Sunday, June 10, 2012

Morning Roosters

Roosters crow in the distance, the sky is beginning to turn pink, and a mother hen and her babies walk by as I sit in front of the guesthouse on a tropical Sabbath morning.  Soon it will be time to wake up the residents and take them for a run up the hill.  Even in Haiti we try to respect the ACGME guidelines to make sure they get enough rest.  These peaceful moments in the early morning are one of my favorite.  The warm humid air is reminiscent of our time living here in the West Indies.  Soon music will be permeating the campus as worshipers enthusiastically crowd into the local churches.

As I look over this campus – an oasis in the middle of an area of urban squalor, I wonder what it would be like if Albert Schweitzer the well known African missionary doctor were in charge.  Dr. Schweitzer was an advocate of preserving life and protecting nature.  He did not even allow flies to be killed in the dining room or a tree to be cut down in order to make a new entrance into the hospital.  Here at HAH there has been some new construction and some improvements but the deforestation of banana trees in the front corner of the campus has made visible all the trash that did not get hauled away with the foliage and now one looks out to the block wall topped off with razor wire.  It is a scenario representative of many processes here.  Nonetheless work is being done…

Kids Sabbath School at church next door
Dr.

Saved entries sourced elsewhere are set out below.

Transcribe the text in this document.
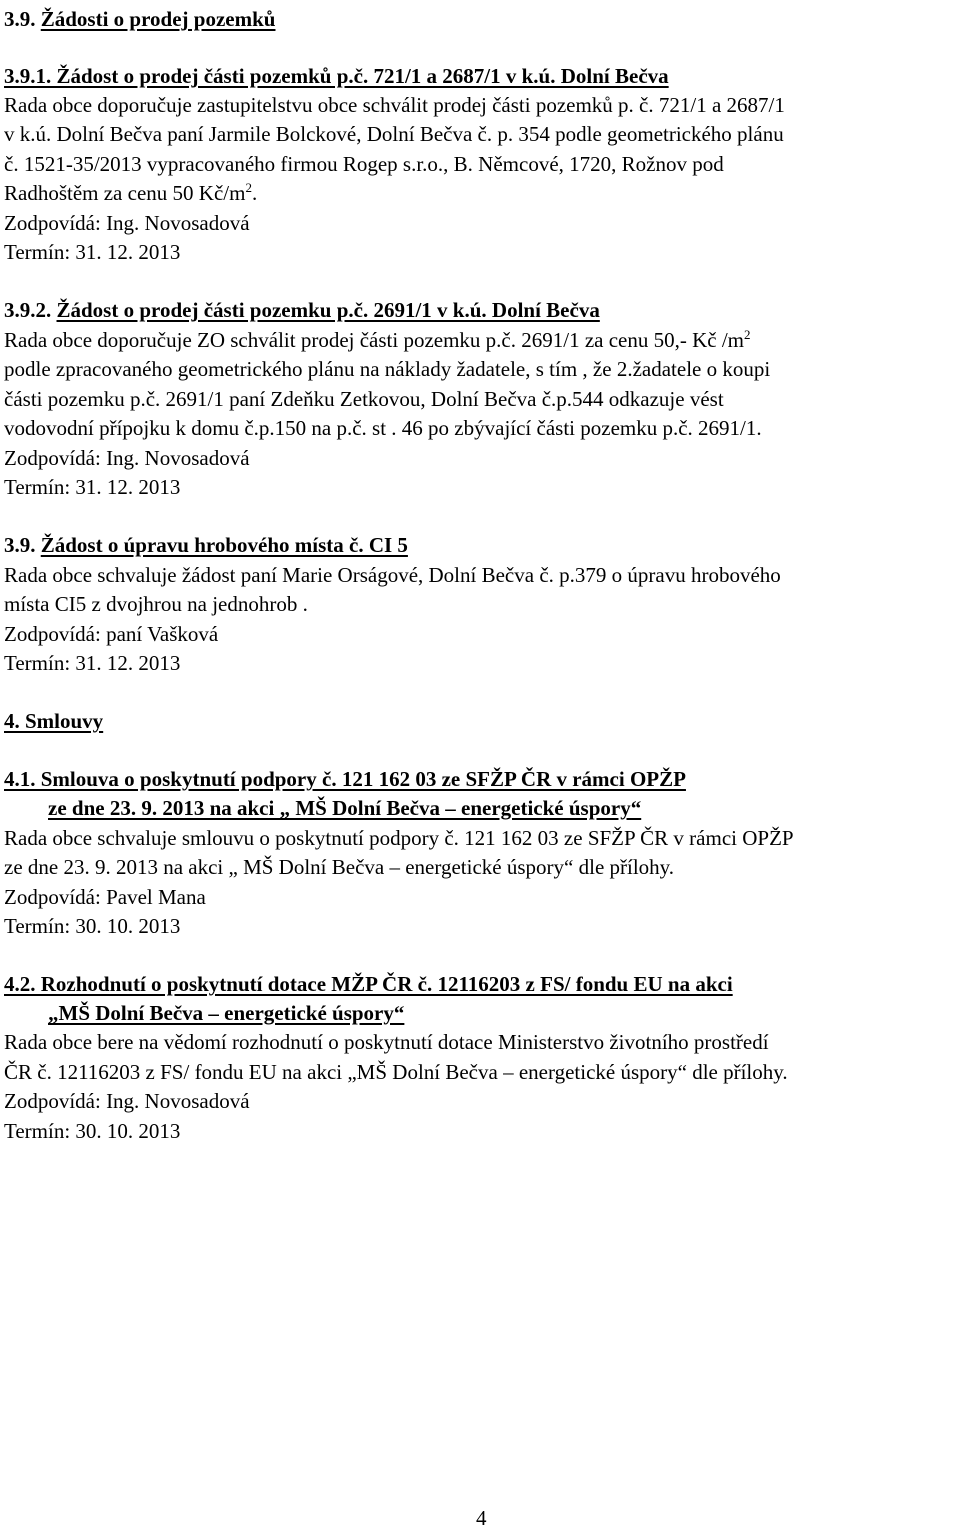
3.9. Žádosti o prodej pozemků
3.9.1. Žádost o prodej části pozemků p.č. 721/1 a 2687/1 v k.ú. Dolní Bečva
Rada obce doporučuje zastupitelstvu obce schválit prodej části pozemků p. č. 721/1 a 2687/1
v k.ú. Dolní Bečva paní Jarmile Bolckové, Dolní Bečva č. p. 354 podle geometrického plánu
č. 1521-35/2013 vypracovaného firmou Rogep s.r.o., B. Němcové, 1720, Rožnov pod
Radhoštěm za cenu 50 $Kč/m^2$.
Zodpovídá: Ing. Novosadová
Termín: 31. 12. 2013
3.9.2. Žádost o prodej části pozemku p.č. 2691/1 v k.ú. Dolní Bečva
Rada obce doporučuje ZO schválit prodej části pozemku p.č. 2691/1 za cenu 50,- Kč $/m^2$
podle zpracovaného geometrického plánu na náklady žadatele, s tím , že 2.žadatele o koupi
části pozemku p.č. 2691/1 paní Zdeňku Zetkovou, Dolní Bečva č.p.544 odkazuje vést
vodovodní přípojku k domu č.p.150 na p.č. st . 46 po zbývající části pozemku p.č. 2691/1.
Zodpovídá: Ing. Novosadová
Termín: 31. 12. 2013
3.9. Žádost o úpravu hrobového místa č. CI 5
Rada obce schvaluje žádost paní Marie Orságové, Dolní Bečva č. p.379 o úpravu hrobového
místa CI5 z dvojhrou na jednohrob .
Zodpovídá: paní Vašková
Termín: 31. 12. 2013
4. Smlouvy
4.1. Smlouva o poskytnutí podpory č. 121 162 03 ze SFŽP ČR v rámci OPŽP
ze dne 23. 9. 2013 na akci „ MŠ Dolní Bečva – energetické úspory“
Rada obce schvaluje smlouvu o poskytnutí podpory č. 121 162 03 ze SFŽP ČR v rámci OPŽP
ze dne 23. 9. 2013 na akci „ MŠ Dolní Bečva – energetické úspory“ dle přílohy.
Zodpovídá: Pavel Mana
Termín: 30. 10. 2013
4.2. Rozhodnutí o poskytnutí dotace MŽP ČR č. 12116203 z FS/ fondu EU na akci
„MŠ Dolní Bečva – energetické úspory“
Rada obce bere na vědomí rozhodnutí o poskytnutí dotace Ministerstvo životního prostředí
ČR č. 12116203 z FS/ fondu EU na akci „MŠ Dolní Bečva – energetické úspory“ dle přílohy.
Zodpovídá: Ing. Novosadová
Termín: 30. 10. 2013
4
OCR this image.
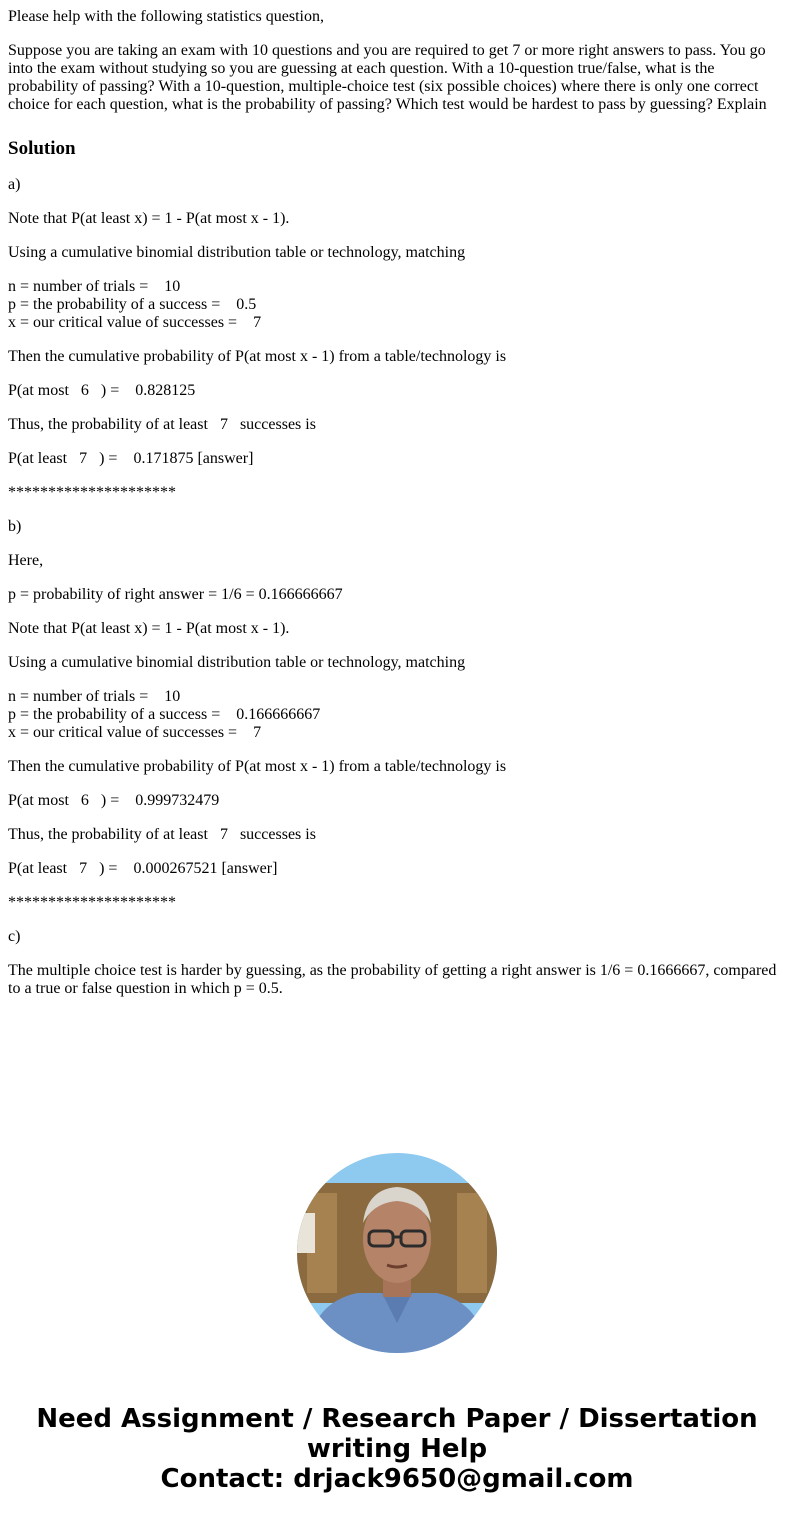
Please help with the following statistics question,

Suppose you are taking an exam with 10 questions and you are required to get 7 or more right answers to pass. You go into the exam without studying so you are guessing at each question. With a 10-question true/false, what is the probability of passing? With a 10-question, multiple-choice test (six possible choices) where there is only one correct choice for each question, what is the probability of passing? Which test would be hardest to pass by guessing? Explain

Solution

a)

Note that P(at least x) = 1 - P(at most x - 1).

Using a cumulative binomial distribution table or technology, matching

n = number of trials =    10
p = the probability of a success =    0.5
x = our critical value of successes =    7

Then the cumulative probability of P(at most x - 1) from a table/technology is

P(at most   6   ) =    0.828125

Thus, the probability of at least   7   successes is

P(at least   7   ) =    0.171875 [answer]

*********************

b)

Here,

p = probability of right answer = 1/6 = 0.166666667

Note that P(at least x) = 1 - P(at most x - 1).

Using a cumulative binomial distribution table or technology, matching

n = number of trials =    10
p = the probability of a success =    0.166666667
x = our critical value of successes =    7

Then the cumulative probability of P(at most x - 1) from a table/technology is

P(at most   6   ) =    0.999732479

Thus, the probability of at least   7   successes is

P(at least   7   ) =    0.000267521 [answer]

*********************

c)

The multiple choice test is harder by guessing, as the probability of getting a right answer is 1/6 = 0.1666667, compared to a true or false question in which p = 0.5.

Need Assignment / Research Paper / Dissertation
writing Help
Contact: drjack9650@gmail.com
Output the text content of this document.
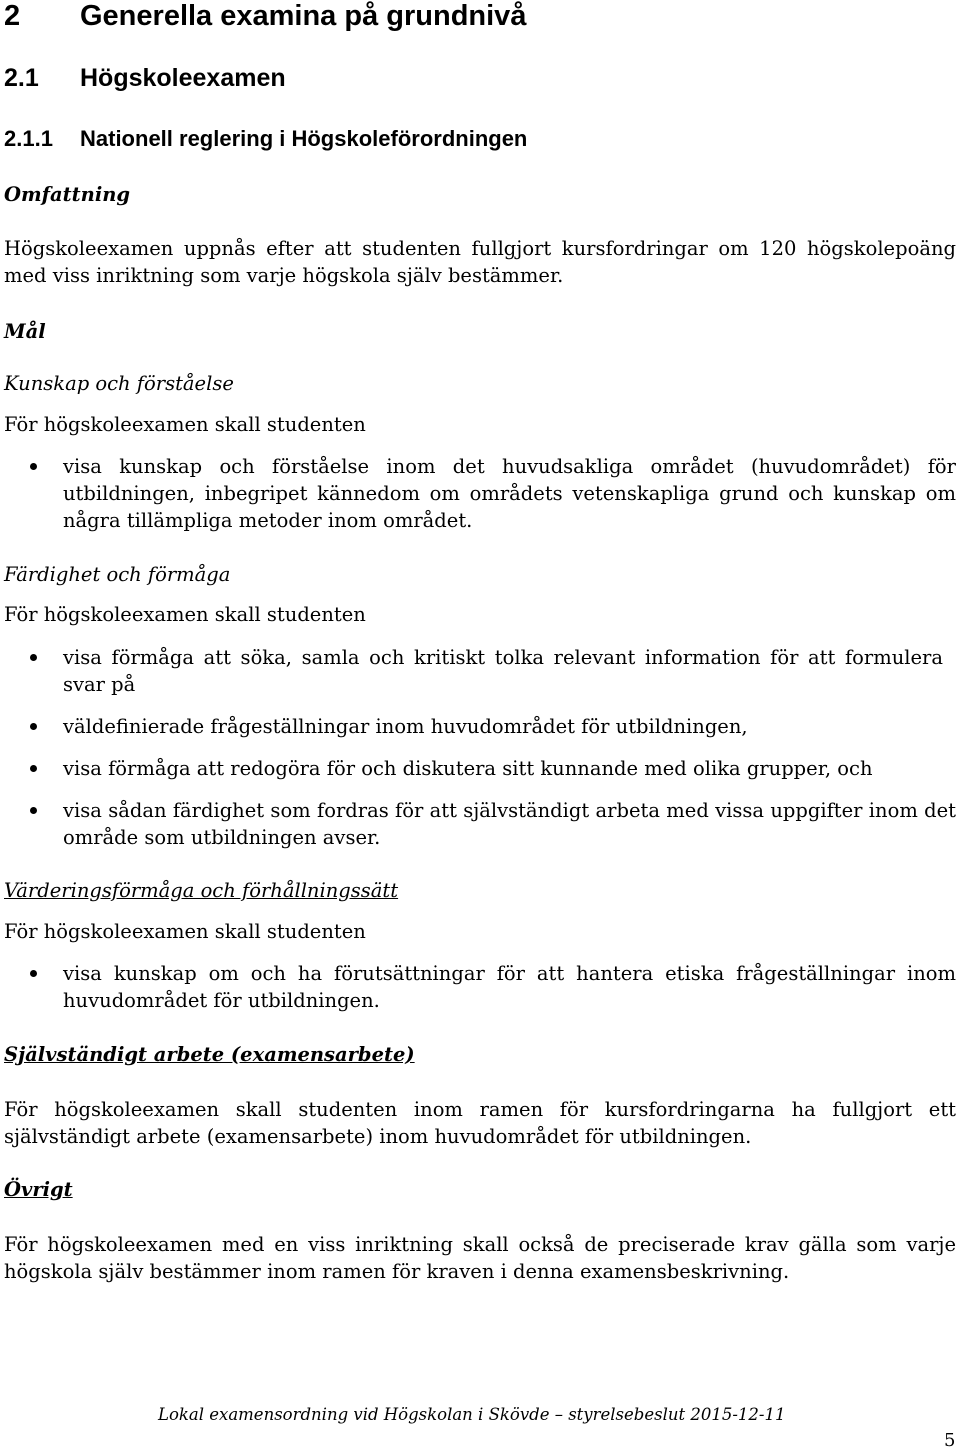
2 Generella examina på grundnivå
2.1 Högskoleexamen
2.1.1 Nationell reglering i Högskoleförordningen
Omfattning

Högskoleexamen uppnås efter att studenten fullgjort kursfordringar om 120 högskolepoäng med viss inriktning som varje högskola själv bestämmer.

Mål
Kunskap och förståelse
För högskoleexamen skall studenten

visa kunskap och förståelse inom det huvudsakliga området (huvudområdet) för utbildningen, inbegripet kännedom om områdets vetenskapliga grund och kunskap om några tillämpliga metoder inom området.

Färdighet och förmåga
För högskoleexamen skall studenten

visa förmåga att söka, samla och kritiskt tolka relevant information för att formulera svar på

väldefinierade frågeställningar inom huvudområdet för utbildningen,

visa förmåga att redogöra för och diskutera sitt kunnande med olika grupper, och

visa sådan färdighet som fordras för att självständigt arbeta med vissa uppgifter inom det område som utbildningen avser.

Värderingsförmåga och förhållningssätt
För högskoleexamen skall studenten

visa kunskap om och ha förutsättningar för att hantera etiska frågeställningar inom huvudområdet för utbildningen.

Självständigt arbete (examensarbete)

För högskoleexamen skall studenten inom ramen för kursfordringarna ha fullgjort ett självständigt arbete (examensarbete) inom huvudområdet för utbildningen.

Övrigt

För högskoleexamen med en viss inriktning skall också de preciserade krav gälla som varje högskola själv bestämmer inom ramen för kraven i denna examensbeskrivning.

Lokal examensordning vid Högskolan i Skövde – styrelsebeslut 2015-12-11
5
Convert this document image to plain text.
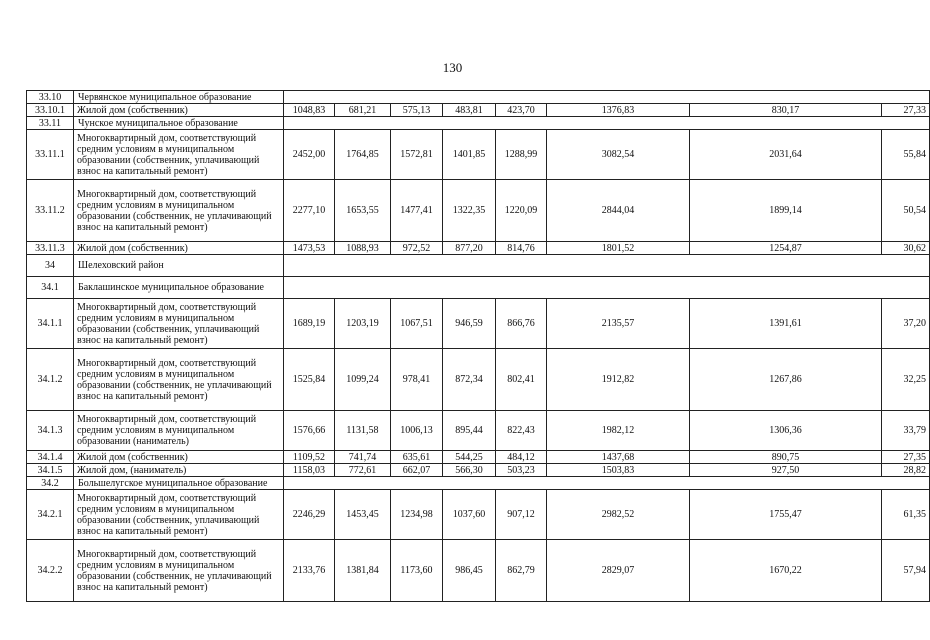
130
33.10	Червянское муниципальное образование								
33.10.1	Жилой дом (собственник)	1048,83	681,21	575,13	483,81	423,70	1376,83	830,17	27,33
33.11	Чунское муниципальное образование								
33.11.1	Многоквартирный дом, соответствующий средним условиям в муниципальном образовании (собственник, уплачивающий взнос на капитальный ремонт)	2452,00	1764,85	1572,81	1401,85	1288,99	3082,54	2031,64	55,84
33.11.2	Многоквартирный дом, соответствующий средним условиям в муниципальном образовании (собственник, не уплачивающий взнос на капитальный ремонт)	2277,10	1653,55	1477,41	1322,35	1220,09	2844,04	1899,14	50,54
33.11.3	Жилой дом (собственник)	1473,53	1088,93	972,52	877,20	814,76	1801,52	1254,87	30,62
34	Шелеховский район								
34.1	Баклашинское муниципальное образование								
34.1.1	Многоквартирный дом, соответствующий средним условиям в муниципальном образовании (собственник, уплачивающий взнос на капитальный ремонт)	1689,19	1203,19	1067,51	946,59	866,76	2135,57	1391,61	37,20
34.1.2	Многоквартирный дом, соответствующий средним условиям в муниципальном образовании (собственник, не уплачивающий взнос на капитальный ремонт)	1525,84	1099,24	978,41	872,34	802,41	1912,82	1267,86	32,25
34.1.3	Многоквартирный дом, соответствующий средним условиям в муниципальном образовании (наниматель)	1576,66	1131,58	1006,13	895,44	822,43	1982,12	1306,36	33,79
34.1.4	Жилой дом (собственник)	1109,52	741,74	635,61	544,25	484,12	1437,68	890,75	27,35
34.1.5	Жилой дом, (наниматель)	1158,03	772,61	662,07	566,30	503,23	1503,83	927,50	28,82
34.2	Большелугское муниципальное образование								
34.2.1	Многоквартирный дом, соответствующий средним условиям в муниципальном образовании (собственник, уплачивающий взнос на капитальный ремонт)	2246,29	1453,45	1234,98	1037,60	907,12	2982,52	1755,47	61,35
34.2.2	Многоквартирный дом, соответствующий средним условиям в муниципальном образовании (собственник, не уплачивающий взнос на капитальный ремонт)	2133,76	1381,84	1173,60	986,45	862,79	2829,07	1670,22	57,94
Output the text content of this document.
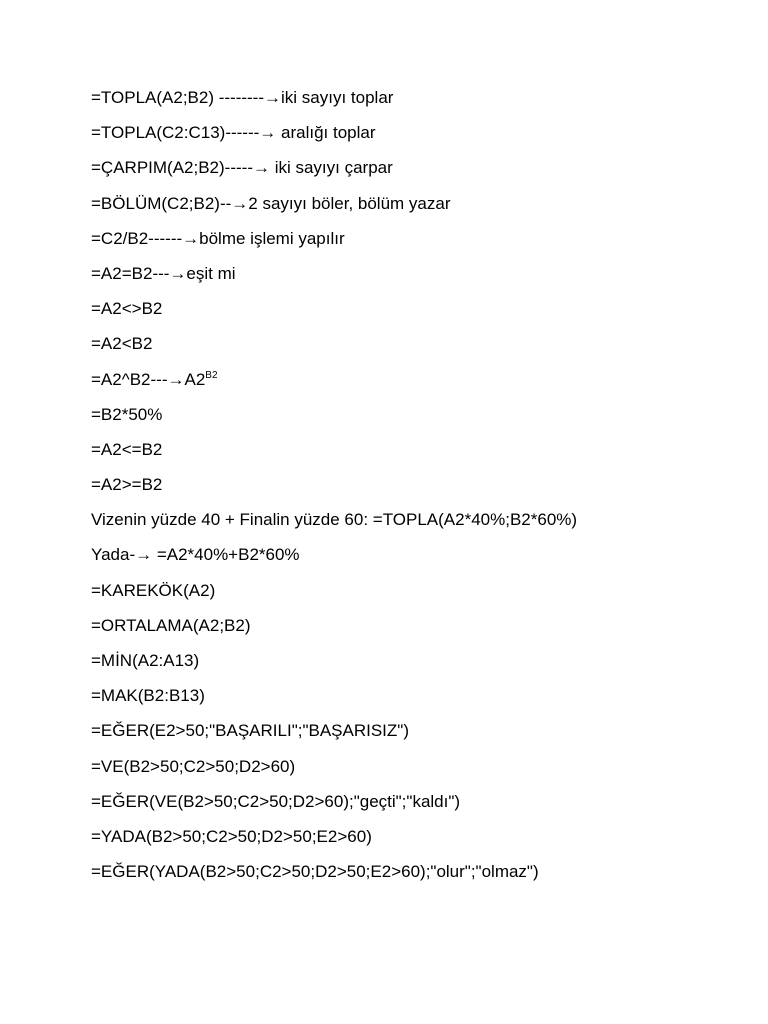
=TOPLA(A2;B2) --------→iki sayıyı toplar
=TOPLA(C2:C13)------→ aralığı toplar
=ÇARPIM(A2;B2)-----→ iki sayıyı çarpar
=BÖLÜM(C2;B2)--→2 sayıyı böler, bölüm yazar
=C2/B2------→bölme işlemi yapılır
=A2=B2---→eşit mi
=A2<>B2
=A2<B2
$=A2\^{}B2---\to A2^{B2}$
=B2*50%
=A2<=B2
=A2>=B2
Vizenin yüzde 40 + Finalin yüzde 60: =TOPLA(A2*40%;B2*60%)
Yada-→ =A2*40%+B2*60%
=KAREKÖK(A2)
=ORTALAMA(A2;B2)
=MİN(A2:A13)
=MAK(B2:B13)
=EĞER(E2>50;"BAŞARILI";"BAŞARISIZ")
=VE(B2>50;C2>50;D2>60)
=EĞER(VE(B2>50;C2>50;D2>60);"geçti";"kaldı")
=YADA(B2>50;C2>50;D2>50;E2>60)
=EĞER(YADA(B2>50;C2>50;D2>50;E2>60);"olur";"olmaz")
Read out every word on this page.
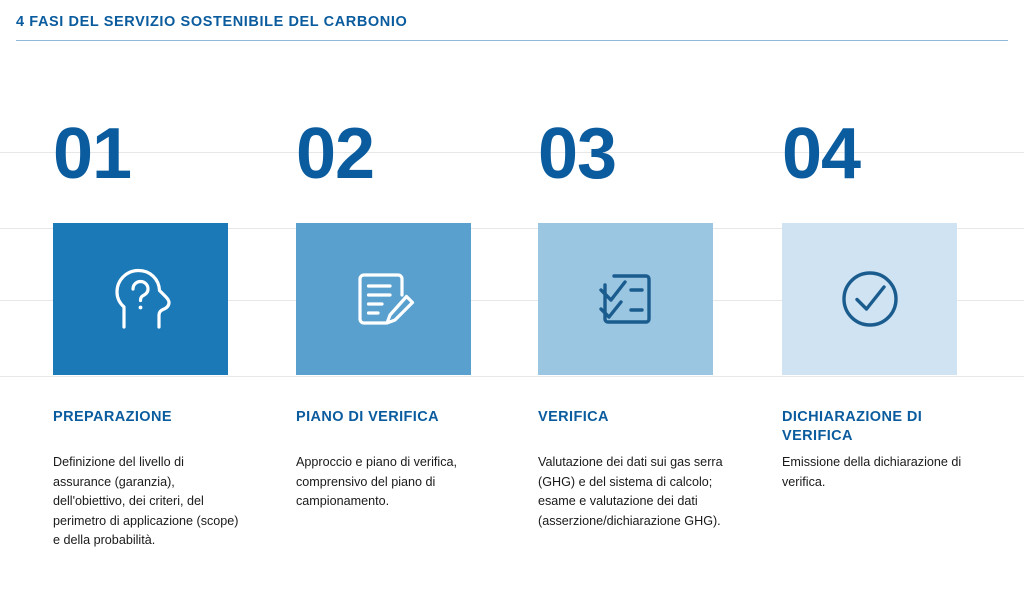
4 FASI DEL SERVIZIO SOSTENIBILE DEL CARBONIO
01
PREPARAZIONE
Definizione del livello di assurance (garanzia), dell'obiettivo, dei criteri, del perimetro di applicazione (scope) e della probabilità.
02
PIANO DI VERIFICA
Approccio e piano di verifica, comprensivo del piano di campionamento.
03
VERIFICA
Valutazione dei dati sui gas serra (GHG) e del sistema di calcolo; esame e valutazione dei dati (asserzione/dichiarazione GHG).
04
DICHIARAZIONE DI VERIFICA
Emissione della dichiarazione di verifica.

Ian Alexander

On a brighter note patients are still arriving from near and far for some of the most sophisticated orthopaedic operations in the country.  Perhaps to the people in Haiti we are analogous to a Cleveland Clinic or Baltimore International Center for Limb Lengthening.  Dr. Ian Alexander, an internationally recognized foot and ankle surgeon joined me this week, in addition to Dr. Sull, resident from Loma Linda, and Dr. Nepple, resident from Washington University in St. Louis.  Dr. Alexander said he came to learn more about pediatric orthopaedics, but all the rest of us learned far more from his breadth of knowledge and surgical expertise.  We even had a a little extra time for a world class lecture on foot and ankle surgery after finishing surgery on Thursday evening.  This was followed by an excellent spaghetti dinner made by Lucia and Maria.
Kati recovering from surgery (see previous post)
Wilner after surgery and before

 Tim Gerke and his two friends Leah and Andrew were a great help in our operating and recovery room.  Tim and Leah are ICU nurses in Portland.  While in between hospital duties they were busy running back and forth to local orphanages, buying food, supervising construction projects and hugging kids.

Tim, Leah and Roosevelt at orphanage

Many of our patients with the most severe deformities are treated with external fixators which in many cases can be programmed with special software to do gradual corrections.  Gradual correction of severe deformity permits safer, less invasive surgery and is often times less painful.  This has a lot of advantages however does require close patient follow up and these operations really are not “over” until the correction is completely corrected weeks to months later.  We did a lot of follow up and fine tuning on cases from our previous trip as well as some checking on expertly performed cases from the Team Sinai trip last month headed up by John and Merrill Herzenberg.  It has been incredible to have surgeons like John come down and put their vast experience at work on exotic and difficult problems. The most incredible part is the lives that are changed by these operations.

View from top of ridge
The week was finished off by a motorcycle ride through Carrefour and up to the top of the ridge.  Some think I tolerate risk, but Dr. Alexander asked if he could go along with me on the back, superseding any risk that I would likely have taken.  Being the driver was enough for me.  To put it in modest terms the road is a rutted, steep track up the hill with loose softball sized rocks covering much of it.  Anyhow we survived the trip unharmed, with appreciation for God’s grace and the $2 a day travelers insurance policy from AHI.